In the absence of statistical certainty, one must depend upon feelings, seasoned as they might be with a teaspoon of ambivalence. Is my conclusion influenced by my having had a skilled surgeon, a good outcome, and an understanding wife? Of course. If urine were running down my leg and I was facing a life bereft of sexual activity, would my feelings be different? Absolutely.
But after all my interviews and research, three salient facts stay with me:
1. THE PEOPLE I MET WHO ARE INVOLVED IN PROSTATE CANCER TREATMENT ARE SINCERE AND DEDICATED. Some of them have devoted their professional lives to researching and treating this baffling disease.
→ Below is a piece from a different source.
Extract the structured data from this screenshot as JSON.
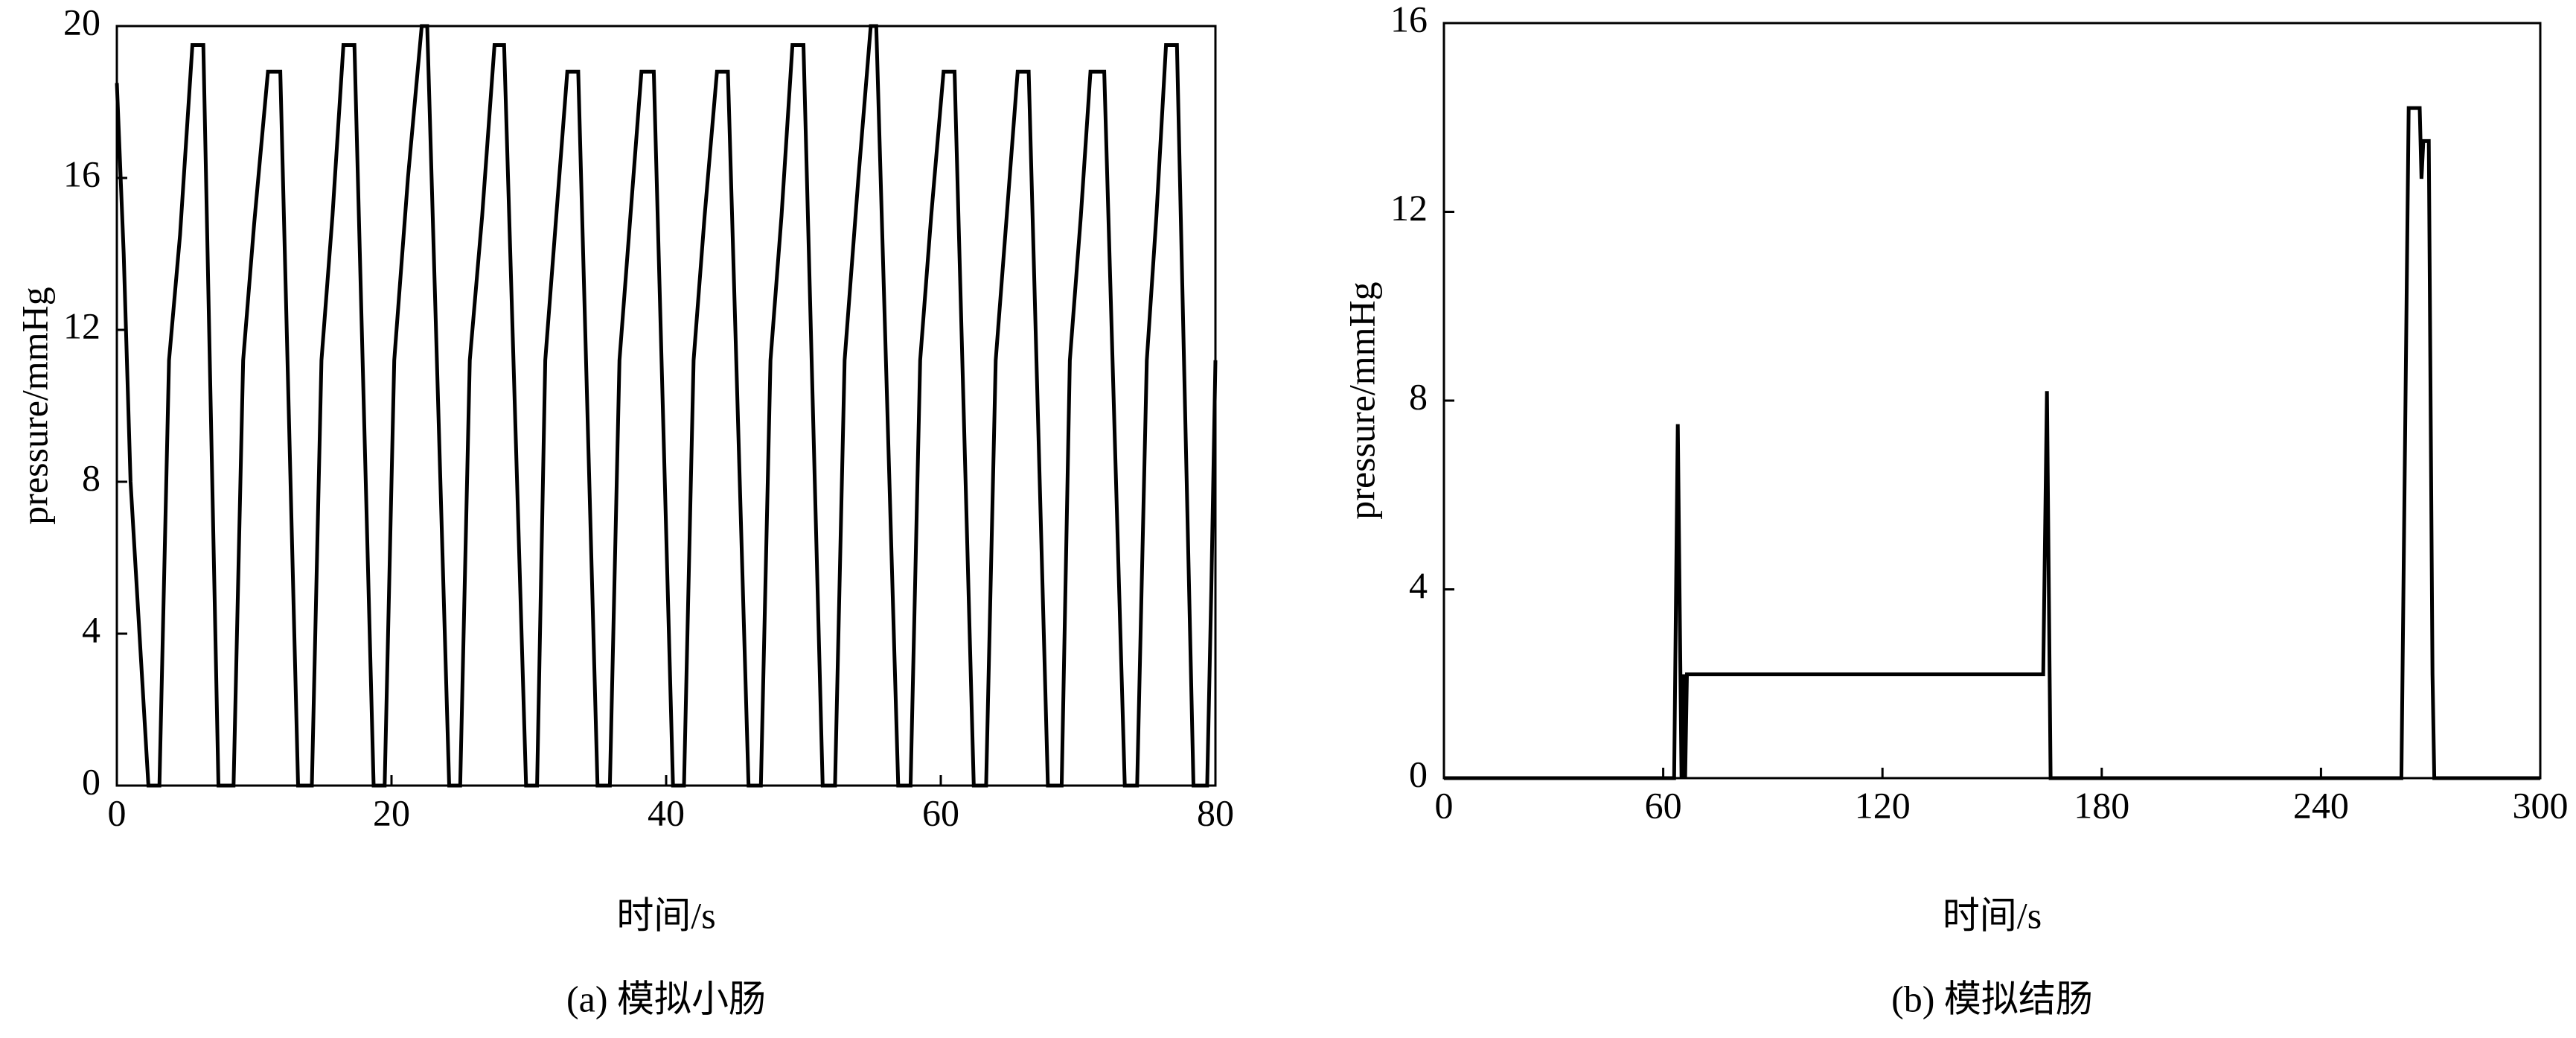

They might have, as the saying goes, “skin in the game,” but I do not believe that, as a group, cashing in on PSA tests and needless interventions is what moves those intimately involved with other men’s prostates. You don’t spend your life studying this half-buried gland, one that Dr. Walsh declares does “much more harm than good,” just to hear the ring of a cash register.
That doesn’t mean I dismiss the USPSTF entirely. But numbers are open to interpretation and interpretations are open to interpretation, and at the end of the day your thoughts about PSA will probably come down to a matter of degree. If you edge over to the traditional corner, where Dr. Catalona stands in a white lab coat, you believe that it just might save your life. If you edge over to the USPSTF corner, where Dr. LeFevre stands holding a calculator, you will focus on its inaccuracy and possible deleterious effects. But keep in mind that even a doctor like Aaron Katz, who chastises Dr. Catalona for relying too heavily on the PSA test, routinely uses it himself in diagnosing patients. The idea of throwing it out entirely, which is what the panel recommends, strikes me as moronic.